Medicine-induced Poverty & the Drug Prices Control Order

Pharmaceutical market trends affect our ability to bring affordable medicines to the rural communities we serve. Through our rural franchise network, World Health Partners markets branded medicines taken from national and international essential medicines lists, sourced from local manufacturers. WHP’s procurement system is thus affected by a new regulatory trend in India which is claiming to improve the affordability of essential medicines by bringing a growing list of medicines under price control. In the media frenzy surrounding the roll-out of price regulation, one critical underlying issue has unfortunately been left out of the debate: rational use of medicines. What India actually needs, even before cheaper drugs, is enforceable regulation preventing the sale of irrational and dangerous drugs and the institution of a culture of rational prescribing of medicines.
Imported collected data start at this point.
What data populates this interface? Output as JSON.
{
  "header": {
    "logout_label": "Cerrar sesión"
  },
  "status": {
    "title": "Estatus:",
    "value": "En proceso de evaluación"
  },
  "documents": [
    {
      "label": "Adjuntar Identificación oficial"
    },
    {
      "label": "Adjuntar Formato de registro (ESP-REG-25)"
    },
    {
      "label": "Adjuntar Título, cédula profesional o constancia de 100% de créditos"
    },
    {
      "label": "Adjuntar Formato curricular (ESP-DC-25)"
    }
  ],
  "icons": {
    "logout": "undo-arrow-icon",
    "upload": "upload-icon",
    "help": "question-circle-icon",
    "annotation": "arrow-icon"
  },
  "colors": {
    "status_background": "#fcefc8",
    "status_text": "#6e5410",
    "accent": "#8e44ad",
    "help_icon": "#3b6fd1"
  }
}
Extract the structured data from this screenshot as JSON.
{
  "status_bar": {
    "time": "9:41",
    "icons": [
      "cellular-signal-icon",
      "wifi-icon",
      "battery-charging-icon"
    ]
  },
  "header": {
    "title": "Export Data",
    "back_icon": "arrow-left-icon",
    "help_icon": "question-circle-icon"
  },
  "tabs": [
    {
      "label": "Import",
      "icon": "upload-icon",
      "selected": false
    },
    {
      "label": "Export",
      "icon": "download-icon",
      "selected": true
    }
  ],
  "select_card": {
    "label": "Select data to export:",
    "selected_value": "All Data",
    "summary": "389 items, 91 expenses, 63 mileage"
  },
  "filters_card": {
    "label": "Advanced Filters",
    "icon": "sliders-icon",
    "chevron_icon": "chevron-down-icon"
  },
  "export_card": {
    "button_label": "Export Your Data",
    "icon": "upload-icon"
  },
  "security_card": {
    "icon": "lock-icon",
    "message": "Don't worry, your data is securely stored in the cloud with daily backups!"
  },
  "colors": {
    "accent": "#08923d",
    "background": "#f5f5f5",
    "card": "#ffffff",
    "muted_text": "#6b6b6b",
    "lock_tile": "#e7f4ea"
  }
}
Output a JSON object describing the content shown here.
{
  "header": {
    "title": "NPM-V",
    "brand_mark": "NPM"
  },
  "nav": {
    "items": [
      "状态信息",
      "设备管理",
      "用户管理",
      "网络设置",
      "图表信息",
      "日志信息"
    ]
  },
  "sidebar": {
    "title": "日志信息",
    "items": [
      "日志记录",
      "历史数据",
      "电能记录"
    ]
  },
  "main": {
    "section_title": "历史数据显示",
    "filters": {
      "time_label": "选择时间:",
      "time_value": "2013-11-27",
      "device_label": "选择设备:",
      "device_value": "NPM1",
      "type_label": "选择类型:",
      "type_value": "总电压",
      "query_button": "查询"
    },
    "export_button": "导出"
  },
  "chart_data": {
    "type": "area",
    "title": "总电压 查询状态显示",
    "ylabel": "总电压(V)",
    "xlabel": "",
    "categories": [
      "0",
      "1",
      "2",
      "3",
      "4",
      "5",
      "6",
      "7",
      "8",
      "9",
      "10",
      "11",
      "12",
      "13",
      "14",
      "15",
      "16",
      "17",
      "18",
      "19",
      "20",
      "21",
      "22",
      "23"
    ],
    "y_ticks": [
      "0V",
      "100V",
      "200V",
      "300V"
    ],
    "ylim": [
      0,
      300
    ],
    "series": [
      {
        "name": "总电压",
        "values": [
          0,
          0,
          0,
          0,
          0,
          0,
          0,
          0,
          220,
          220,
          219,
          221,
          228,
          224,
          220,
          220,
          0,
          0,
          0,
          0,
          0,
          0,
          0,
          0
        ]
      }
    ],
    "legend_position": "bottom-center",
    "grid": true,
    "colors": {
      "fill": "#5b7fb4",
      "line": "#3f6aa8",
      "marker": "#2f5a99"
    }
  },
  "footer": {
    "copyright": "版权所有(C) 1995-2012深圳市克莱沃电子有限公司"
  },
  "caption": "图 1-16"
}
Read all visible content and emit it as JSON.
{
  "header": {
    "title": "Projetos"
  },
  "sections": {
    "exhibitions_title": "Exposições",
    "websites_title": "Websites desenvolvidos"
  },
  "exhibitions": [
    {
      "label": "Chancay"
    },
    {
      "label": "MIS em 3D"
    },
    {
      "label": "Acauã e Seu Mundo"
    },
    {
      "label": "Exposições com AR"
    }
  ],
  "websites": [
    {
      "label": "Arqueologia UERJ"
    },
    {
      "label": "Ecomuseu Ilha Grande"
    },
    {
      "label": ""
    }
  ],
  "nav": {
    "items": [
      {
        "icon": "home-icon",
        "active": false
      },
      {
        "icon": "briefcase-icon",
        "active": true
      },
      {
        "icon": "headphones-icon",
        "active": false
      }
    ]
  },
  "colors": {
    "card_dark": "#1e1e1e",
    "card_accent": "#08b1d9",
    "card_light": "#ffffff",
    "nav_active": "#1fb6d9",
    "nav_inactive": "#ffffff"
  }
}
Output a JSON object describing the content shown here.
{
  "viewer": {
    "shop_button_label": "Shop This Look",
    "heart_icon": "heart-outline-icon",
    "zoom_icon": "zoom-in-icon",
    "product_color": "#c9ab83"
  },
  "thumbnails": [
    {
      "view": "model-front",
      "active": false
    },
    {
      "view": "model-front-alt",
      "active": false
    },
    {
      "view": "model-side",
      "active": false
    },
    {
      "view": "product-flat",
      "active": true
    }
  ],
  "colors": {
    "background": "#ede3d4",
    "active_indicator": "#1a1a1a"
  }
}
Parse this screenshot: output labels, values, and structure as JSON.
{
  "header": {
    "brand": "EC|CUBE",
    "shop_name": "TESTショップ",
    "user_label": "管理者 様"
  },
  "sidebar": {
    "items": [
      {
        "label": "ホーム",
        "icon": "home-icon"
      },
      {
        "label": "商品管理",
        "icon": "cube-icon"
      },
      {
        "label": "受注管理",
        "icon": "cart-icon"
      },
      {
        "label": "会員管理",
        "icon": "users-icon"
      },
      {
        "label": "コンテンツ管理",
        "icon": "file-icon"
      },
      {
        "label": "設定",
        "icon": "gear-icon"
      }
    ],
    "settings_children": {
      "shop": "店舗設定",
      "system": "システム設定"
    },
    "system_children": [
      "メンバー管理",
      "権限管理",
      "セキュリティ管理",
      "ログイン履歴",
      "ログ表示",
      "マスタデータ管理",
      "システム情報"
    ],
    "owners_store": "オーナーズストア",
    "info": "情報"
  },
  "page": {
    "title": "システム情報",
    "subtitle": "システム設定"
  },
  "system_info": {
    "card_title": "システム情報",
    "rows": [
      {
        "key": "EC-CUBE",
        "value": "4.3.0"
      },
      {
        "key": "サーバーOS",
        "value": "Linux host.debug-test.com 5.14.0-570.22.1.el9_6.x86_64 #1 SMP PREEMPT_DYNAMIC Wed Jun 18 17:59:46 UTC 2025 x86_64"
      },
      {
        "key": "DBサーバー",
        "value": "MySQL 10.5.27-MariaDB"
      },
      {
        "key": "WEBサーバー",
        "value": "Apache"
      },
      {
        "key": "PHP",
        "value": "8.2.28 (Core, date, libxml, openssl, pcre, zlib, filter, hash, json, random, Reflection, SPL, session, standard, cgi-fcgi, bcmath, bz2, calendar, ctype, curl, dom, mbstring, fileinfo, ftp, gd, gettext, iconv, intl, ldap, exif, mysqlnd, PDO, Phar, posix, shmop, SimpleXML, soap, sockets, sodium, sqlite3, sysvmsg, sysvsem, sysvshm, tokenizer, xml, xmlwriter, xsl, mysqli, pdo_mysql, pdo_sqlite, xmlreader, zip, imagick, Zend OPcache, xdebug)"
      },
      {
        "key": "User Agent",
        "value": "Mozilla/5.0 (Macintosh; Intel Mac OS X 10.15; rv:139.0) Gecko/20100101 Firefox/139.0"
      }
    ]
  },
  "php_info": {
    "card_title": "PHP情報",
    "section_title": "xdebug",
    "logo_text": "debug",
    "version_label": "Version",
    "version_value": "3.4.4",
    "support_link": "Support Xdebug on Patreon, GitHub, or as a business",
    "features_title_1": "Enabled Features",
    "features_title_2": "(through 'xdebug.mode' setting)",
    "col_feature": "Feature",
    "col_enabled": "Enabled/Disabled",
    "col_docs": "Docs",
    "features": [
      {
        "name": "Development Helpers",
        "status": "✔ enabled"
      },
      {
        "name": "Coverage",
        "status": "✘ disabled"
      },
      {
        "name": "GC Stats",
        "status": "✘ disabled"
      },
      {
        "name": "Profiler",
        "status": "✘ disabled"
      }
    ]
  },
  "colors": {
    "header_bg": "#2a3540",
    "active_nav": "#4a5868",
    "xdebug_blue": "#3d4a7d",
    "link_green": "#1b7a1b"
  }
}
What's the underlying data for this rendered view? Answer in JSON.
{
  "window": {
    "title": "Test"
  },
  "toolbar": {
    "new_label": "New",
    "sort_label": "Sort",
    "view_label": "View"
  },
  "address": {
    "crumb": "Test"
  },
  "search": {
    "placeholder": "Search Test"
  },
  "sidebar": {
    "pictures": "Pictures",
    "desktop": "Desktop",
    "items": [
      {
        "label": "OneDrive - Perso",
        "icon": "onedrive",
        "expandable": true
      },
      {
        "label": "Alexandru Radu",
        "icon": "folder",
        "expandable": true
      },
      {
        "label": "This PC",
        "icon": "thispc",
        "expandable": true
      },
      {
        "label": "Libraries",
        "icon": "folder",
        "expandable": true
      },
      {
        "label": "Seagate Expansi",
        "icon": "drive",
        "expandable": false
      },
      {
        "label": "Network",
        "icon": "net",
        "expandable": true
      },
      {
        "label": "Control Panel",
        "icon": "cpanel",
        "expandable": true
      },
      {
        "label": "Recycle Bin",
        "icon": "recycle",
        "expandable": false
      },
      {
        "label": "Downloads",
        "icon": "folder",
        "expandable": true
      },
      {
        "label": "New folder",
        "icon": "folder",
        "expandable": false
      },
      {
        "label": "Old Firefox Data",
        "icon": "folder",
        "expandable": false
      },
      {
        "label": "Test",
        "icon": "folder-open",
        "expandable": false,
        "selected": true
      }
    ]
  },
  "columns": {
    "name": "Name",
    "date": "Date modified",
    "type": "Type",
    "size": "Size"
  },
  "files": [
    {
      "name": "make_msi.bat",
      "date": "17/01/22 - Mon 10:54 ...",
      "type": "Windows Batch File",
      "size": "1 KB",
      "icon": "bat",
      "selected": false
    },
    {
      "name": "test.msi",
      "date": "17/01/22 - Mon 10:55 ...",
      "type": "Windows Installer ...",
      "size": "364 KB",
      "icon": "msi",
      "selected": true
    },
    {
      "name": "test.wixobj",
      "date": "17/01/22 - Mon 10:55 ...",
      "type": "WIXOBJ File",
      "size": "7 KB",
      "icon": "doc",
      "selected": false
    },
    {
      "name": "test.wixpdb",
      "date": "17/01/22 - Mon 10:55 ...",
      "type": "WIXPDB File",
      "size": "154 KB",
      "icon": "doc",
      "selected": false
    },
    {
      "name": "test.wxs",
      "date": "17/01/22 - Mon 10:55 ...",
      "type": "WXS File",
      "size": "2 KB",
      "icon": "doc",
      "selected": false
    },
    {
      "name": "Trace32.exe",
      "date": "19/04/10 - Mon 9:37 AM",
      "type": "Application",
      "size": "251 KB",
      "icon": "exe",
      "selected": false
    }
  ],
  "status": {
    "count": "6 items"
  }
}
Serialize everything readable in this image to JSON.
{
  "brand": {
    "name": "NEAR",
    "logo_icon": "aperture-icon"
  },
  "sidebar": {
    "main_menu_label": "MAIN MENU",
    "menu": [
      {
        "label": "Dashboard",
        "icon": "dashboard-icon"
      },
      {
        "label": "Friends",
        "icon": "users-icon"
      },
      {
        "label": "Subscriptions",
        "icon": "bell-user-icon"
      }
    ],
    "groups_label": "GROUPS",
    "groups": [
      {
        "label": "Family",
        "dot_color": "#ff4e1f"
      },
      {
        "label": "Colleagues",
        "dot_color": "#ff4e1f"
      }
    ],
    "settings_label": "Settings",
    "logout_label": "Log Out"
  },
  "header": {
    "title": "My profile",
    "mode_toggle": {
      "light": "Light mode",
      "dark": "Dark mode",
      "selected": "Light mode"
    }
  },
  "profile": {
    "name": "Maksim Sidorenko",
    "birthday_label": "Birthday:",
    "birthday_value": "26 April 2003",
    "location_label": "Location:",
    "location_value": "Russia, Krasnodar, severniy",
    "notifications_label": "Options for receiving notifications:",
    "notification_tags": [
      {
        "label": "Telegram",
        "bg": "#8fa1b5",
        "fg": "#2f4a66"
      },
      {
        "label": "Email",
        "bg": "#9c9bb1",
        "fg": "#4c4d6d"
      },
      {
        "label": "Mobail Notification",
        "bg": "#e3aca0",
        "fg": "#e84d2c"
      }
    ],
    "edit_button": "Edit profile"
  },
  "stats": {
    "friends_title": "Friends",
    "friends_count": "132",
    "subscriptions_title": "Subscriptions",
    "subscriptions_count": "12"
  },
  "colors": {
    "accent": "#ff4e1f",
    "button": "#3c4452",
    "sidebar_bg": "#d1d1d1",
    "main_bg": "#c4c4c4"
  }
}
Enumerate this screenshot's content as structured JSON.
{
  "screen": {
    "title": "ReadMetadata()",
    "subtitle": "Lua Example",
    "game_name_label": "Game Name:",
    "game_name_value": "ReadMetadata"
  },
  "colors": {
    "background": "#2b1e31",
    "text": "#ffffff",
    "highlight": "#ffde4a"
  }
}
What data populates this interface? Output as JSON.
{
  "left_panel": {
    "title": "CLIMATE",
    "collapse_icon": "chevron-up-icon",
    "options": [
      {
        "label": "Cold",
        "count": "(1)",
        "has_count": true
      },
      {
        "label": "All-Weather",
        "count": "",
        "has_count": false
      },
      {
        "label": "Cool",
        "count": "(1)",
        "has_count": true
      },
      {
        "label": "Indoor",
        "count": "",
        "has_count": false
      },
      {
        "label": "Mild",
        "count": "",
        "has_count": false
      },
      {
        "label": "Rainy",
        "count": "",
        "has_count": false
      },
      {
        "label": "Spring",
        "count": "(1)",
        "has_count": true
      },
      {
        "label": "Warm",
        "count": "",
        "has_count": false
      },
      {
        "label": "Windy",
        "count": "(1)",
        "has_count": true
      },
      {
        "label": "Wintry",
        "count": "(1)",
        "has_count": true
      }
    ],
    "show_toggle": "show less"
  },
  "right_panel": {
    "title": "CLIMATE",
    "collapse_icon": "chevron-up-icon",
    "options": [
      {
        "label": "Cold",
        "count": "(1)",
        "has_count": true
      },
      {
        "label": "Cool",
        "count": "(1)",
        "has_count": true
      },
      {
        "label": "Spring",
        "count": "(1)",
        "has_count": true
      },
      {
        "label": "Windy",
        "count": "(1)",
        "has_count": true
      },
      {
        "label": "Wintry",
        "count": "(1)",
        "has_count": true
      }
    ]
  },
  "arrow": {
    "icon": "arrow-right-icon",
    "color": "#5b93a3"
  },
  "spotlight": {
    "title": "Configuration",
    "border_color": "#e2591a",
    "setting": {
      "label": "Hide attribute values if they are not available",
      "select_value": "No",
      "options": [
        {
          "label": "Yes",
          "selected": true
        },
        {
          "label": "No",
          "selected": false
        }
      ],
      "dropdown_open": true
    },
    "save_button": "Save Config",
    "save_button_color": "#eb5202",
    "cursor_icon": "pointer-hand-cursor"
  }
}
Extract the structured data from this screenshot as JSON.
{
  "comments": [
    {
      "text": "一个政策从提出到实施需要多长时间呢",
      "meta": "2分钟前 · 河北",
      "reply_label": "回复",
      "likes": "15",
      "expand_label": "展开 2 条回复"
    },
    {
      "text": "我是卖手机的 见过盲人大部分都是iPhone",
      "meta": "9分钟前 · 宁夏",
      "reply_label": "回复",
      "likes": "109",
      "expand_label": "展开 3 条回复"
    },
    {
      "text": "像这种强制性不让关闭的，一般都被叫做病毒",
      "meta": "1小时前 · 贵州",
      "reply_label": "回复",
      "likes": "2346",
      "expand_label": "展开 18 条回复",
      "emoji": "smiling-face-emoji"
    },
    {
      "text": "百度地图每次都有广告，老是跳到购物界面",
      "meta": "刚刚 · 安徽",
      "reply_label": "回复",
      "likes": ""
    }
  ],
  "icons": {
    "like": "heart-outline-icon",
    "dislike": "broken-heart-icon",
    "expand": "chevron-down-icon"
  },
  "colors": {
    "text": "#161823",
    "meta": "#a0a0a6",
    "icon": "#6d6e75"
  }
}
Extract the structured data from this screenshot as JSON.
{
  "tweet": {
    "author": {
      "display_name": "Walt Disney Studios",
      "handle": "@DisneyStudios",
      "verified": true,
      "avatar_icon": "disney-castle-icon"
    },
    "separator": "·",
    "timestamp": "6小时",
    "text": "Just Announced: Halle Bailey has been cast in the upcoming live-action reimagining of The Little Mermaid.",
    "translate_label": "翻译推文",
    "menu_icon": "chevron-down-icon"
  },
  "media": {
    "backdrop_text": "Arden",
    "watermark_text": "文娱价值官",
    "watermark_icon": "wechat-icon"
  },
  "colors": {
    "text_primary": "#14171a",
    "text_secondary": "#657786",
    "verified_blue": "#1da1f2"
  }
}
The DPCO 2013 and its popularly perceived shortcomings

The central government’s release of the Drug Price Control Order (DPCO, 2013), which takes the 348 medicines included in the national essential medicines list and places them under price control, has attracted criticism from media and industry pundits, who argue that price controls discourage manufacturers from producing these drugs, while not doing enough to regulate prices across the massive range of medicines available in the market in India.

To see how price control works, let’s look at the antibiotic amoxicillin, commonly used to treat pneumonia.Currently, retail prices range from Rs. 34 – 70 (USD 0.55 – 1.13) per 10 capsules of 250mg. With the introduction of the DPCO, the maximum allowable retail price for 10 capsules becomes just Rs. 27.6 (USD 0.45).  This means that, to continue to produce this drug, all upstream players (manufacturers, distributors, retailers) must adjust their margins in order to price the drug at the ceiling cost. Drug prices in India are already lean given the highly competitive market powered by high volumes. Critics state that the further squeeze inflicted by the DPCO will erode profits to the point that manufacturers will cease production of the drugs altogether. Manufacturers will abuse loopholes in the DPCO by manipulating the composition of the drug – adding a component, changing the dose, or creating a fixed-dose combination – so as to evade price control. Meaning: manufacturers ensure their profit while consumer access to essential drugs in the DPCO will be compromised.

Medicine-induced poverty – the truth unraveled

With minimal regulation over the various drug combinations and minimal oversight of prescribers, the real blame for poverty induced by medicines lies with the systems that produce and prescribe drugs. There are an estimated 70,000 different drug formulations on the Indian drug market ranging from the unnecessary to the dangerous. The majority of permutations lack any significance against the tried and true formulations included in the national essential medicines list, which have 100% coverage under the DPCO. The current coverage of the DPCO is quite rational and includes the main formulations scientifically proven to reduce mortality and morbidity for today’s healthcare needs. Many combinations not included under price control are actually irrational or unnecessary, and are peddled for profit.

The public does not under the distinction between essential and non-essential drugs.  For example, the aforementioned article gives the pain reliever paracetamol (akin to acetaminophen or Tylenol) as an example of the inadequacy of coverage under the DPCO because the 500mg strength is included under price control while the 650mg strength is not. But is the omission of the 650mg strength of paracetamol from price control a matter of public health importance? Hardly! 500mg is an internationally accepted, perfectly efficacious dose. If a consumer prefers to take a 650mg “extra-strength” tablet over the price-regulated 500mg option, it is fair that they pay a premium for that choice.

A price regulation list is actually an effective means to restrict prescription practices to only the evidence-based essential drugs, thereby preventing public expenditure on unnecessary combination drugs or new molecules not yet established by evidence. If developed appropriately, the DPCO may just be the start of one such list for India.

Rational drugs & rational prescribing – a fixed dose combination for India’s steady rise out of poverty

The criticism of inadequate coverage is faulty: price control alone will not ensure essential, affordable medicines are available. Citizens must be sensitized to their right to question a prescription containing 8 different drugs and to ask for a treatment plan devoid of the unnecessary fillers (e.g. supplements, unnecessary antibiotics). They must be sensitized to their right to request that the chemist dispense an inexpensive brand of the prescribed generic salt, or to question their prescribing physician whether a fancy new drug may be replaced by an older but perfectly acceptable generic alternative. The government should channel energy into improving affordable access to essential medicines through a public insurance program which provides drug coverage particularly for the most financially vulnerable people.

Most drugs on the Indian market are irrational, and have no place on national formularies.  Beyond a price control strategy, India needs a decisive and rational drug policy which cracks down on the sale of irrational drug combinations that comprise a significant portion of the drugs on the market today. India’s healthcare system needs the introduction of mandatory continuing medical education which imparts evidence-based knowledge to doctors and lessens the grip that medical representatives have on the prescriber’s pen.

References

DPCO. (2013). Drug (Prices Control) Order. New Delhi: Department of Pharmaceuticals.